Again, what is termed the Common Humanitarian Action Plan has for the last few years not been monitored by government. The UN has now accepted that the clause suggesting the plan was to be monitored by the IASC should be removed but the very fact that, for several years, it was suggested by implication that the government was not in charge of all projects and programmes undertaken for the Sri Lankan people, is a measure of how dependent we had become.

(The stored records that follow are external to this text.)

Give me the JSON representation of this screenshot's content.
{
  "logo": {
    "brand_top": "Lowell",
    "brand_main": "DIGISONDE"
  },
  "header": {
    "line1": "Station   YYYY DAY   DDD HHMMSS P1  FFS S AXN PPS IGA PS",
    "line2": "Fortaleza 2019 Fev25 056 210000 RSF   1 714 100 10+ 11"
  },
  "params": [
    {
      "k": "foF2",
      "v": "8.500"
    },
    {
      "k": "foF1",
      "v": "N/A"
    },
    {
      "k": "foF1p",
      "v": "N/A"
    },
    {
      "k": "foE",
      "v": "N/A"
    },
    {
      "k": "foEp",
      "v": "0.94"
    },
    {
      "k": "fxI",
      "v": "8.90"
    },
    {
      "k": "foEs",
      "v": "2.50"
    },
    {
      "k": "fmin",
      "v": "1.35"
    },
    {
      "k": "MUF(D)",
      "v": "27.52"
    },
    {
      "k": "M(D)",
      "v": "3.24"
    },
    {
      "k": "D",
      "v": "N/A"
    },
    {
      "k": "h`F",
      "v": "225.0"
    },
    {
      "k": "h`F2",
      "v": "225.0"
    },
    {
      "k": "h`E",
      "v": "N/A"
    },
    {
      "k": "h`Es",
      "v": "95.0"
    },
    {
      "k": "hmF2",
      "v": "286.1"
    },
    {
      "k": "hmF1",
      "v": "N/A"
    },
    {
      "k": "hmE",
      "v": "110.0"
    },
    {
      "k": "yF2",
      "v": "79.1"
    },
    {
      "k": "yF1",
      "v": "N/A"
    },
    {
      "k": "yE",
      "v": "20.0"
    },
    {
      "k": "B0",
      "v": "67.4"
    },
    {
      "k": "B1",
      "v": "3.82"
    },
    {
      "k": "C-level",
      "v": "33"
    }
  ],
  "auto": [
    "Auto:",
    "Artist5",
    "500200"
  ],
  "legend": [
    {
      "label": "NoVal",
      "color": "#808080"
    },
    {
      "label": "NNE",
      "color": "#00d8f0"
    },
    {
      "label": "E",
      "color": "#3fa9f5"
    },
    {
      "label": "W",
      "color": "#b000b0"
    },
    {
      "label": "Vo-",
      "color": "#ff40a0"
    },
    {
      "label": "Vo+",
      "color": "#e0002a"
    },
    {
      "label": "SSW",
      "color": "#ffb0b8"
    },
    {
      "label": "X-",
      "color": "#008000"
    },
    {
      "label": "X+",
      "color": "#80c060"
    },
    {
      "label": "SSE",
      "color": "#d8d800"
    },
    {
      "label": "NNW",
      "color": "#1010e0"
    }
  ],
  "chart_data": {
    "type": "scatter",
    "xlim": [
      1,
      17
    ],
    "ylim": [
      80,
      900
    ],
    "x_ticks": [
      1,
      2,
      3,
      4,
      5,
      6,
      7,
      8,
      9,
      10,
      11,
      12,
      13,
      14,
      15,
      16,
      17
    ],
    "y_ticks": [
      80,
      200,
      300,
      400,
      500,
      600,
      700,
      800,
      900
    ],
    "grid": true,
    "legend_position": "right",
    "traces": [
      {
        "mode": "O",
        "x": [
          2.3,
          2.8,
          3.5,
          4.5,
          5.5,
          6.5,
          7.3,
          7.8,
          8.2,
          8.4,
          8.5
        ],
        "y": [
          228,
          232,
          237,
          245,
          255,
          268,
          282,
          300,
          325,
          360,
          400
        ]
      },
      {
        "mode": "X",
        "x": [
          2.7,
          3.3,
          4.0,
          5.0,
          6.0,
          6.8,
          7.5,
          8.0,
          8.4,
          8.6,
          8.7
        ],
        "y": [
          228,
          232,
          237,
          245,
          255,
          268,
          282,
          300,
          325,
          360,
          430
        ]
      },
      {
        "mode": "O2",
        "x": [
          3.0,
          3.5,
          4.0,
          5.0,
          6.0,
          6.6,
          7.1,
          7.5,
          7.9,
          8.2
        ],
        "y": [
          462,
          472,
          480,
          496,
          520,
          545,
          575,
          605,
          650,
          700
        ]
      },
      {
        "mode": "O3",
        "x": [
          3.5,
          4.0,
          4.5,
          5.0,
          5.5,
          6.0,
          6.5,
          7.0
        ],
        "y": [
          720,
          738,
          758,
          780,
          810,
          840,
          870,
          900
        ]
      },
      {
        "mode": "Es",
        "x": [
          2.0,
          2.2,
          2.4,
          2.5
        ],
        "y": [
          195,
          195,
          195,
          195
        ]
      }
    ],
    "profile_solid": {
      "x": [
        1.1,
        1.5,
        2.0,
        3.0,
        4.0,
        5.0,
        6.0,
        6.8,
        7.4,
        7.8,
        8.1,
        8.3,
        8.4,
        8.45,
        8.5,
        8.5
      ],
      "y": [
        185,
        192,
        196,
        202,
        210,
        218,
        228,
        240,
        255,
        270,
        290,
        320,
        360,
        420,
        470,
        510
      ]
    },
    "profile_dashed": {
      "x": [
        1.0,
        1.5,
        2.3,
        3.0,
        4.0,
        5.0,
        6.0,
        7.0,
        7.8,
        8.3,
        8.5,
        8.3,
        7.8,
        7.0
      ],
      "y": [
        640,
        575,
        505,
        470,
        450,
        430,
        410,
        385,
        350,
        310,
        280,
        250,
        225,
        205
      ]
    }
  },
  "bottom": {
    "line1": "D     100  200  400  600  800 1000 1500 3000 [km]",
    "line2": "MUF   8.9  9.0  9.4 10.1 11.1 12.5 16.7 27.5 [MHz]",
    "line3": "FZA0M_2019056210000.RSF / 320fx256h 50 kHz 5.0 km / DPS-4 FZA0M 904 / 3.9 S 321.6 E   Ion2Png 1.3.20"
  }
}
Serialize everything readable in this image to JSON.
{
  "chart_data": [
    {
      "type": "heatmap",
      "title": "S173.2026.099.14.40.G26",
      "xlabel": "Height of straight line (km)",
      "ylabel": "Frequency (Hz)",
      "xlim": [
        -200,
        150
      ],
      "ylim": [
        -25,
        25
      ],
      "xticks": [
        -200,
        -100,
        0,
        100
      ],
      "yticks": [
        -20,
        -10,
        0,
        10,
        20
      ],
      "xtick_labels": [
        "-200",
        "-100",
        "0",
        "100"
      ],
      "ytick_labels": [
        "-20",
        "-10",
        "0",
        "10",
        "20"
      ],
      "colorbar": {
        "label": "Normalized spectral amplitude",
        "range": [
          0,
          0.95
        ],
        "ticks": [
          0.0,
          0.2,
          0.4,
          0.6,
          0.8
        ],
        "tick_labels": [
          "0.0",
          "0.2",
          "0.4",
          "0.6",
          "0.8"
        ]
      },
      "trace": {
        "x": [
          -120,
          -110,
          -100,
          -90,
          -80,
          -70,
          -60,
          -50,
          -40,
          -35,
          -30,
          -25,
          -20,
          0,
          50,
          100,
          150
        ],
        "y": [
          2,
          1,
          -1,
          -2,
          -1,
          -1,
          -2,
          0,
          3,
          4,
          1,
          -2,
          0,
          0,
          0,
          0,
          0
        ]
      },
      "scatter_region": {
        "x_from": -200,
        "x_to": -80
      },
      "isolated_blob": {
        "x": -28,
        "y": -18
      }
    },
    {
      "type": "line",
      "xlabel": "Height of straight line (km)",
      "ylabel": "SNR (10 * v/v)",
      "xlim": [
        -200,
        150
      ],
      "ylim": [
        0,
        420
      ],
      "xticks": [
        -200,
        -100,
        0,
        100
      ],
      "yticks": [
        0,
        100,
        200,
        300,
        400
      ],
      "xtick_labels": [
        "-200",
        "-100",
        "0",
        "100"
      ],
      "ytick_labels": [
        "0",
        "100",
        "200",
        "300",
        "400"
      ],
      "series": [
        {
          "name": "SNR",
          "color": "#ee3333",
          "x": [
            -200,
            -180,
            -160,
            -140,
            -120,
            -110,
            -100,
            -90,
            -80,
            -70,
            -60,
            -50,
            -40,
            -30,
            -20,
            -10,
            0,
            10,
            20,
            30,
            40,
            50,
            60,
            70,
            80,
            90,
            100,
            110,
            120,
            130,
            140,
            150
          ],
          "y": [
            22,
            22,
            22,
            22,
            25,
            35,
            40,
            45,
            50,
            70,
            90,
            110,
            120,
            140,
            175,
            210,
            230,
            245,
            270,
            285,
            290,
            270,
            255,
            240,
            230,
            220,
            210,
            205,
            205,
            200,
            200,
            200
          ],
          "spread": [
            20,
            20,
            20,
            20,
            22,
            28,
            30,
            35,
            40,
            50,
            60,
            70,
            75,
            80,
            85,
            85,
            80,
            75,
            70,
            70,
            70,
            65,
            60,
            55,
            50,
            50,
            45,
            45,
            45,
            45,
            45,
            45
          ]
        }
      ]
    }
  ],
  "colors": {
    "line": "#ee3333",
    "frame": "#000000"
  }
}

All that now seems to have changed. But to ensure that insidious interference does not continue, we need to be firm about asserting the primacy of government in the relief operations that are essential. We have failed to give proper publicity to the magnificient work of the Commissioner General of Essential Services, who kept commercial supplies going up to Jaffna as well as to the Wanni despite desperate LTTE efforts to disrupt these, by attacking food ships, by withdrawing guarantees from the ICRC after their first stab at assistance, by restricting the number of days on which the A9 northward from Omanthai was kept open. We have failed to record the dedicated work of our Ministries of Health and Education that provided to areas under LTTE control better services than most countries at our economic level provide to citizens in their capital cities.
And above all we have allowed continuing slurs on our armed forces, who have a better record in terms of humanitarian commitment than any others in similar situations. The conditions for Internally Displaced Sri Lankans in centres that they have set up recently are much better than those in centres that are supposed to have benefited from international assistance for a decade and more. But we allowed the claim that these were not up to what were termed international standards, which allowed the LTTE to claim that the people they were forcibly holding back had other reasons too not to flee to the safety of government controlled areas. And we continue to be subject to sanctimonious pronouncements about proportionality when there has been no claim ever that anything other than that principle has been apparent.
Independence celebrations this year will I hope herald our ability to put a stop to all this nonsense. Of course this must be accompanied by clear indications that we can look after ourselves, and deal seriously with the real problems we have. Unsolved killings in the south, instances of torture, must be dealt with firmly, and we must welcome all assistance in the training, both in principles and in professionalism, that will help us to avoid such incidents. But we must not allow those deficiencies to be used to prevent us from eradicating terrorism and working together with our fellow Tamil citizens to promote a prosperous and pluralistic future for an independent sovereign united country.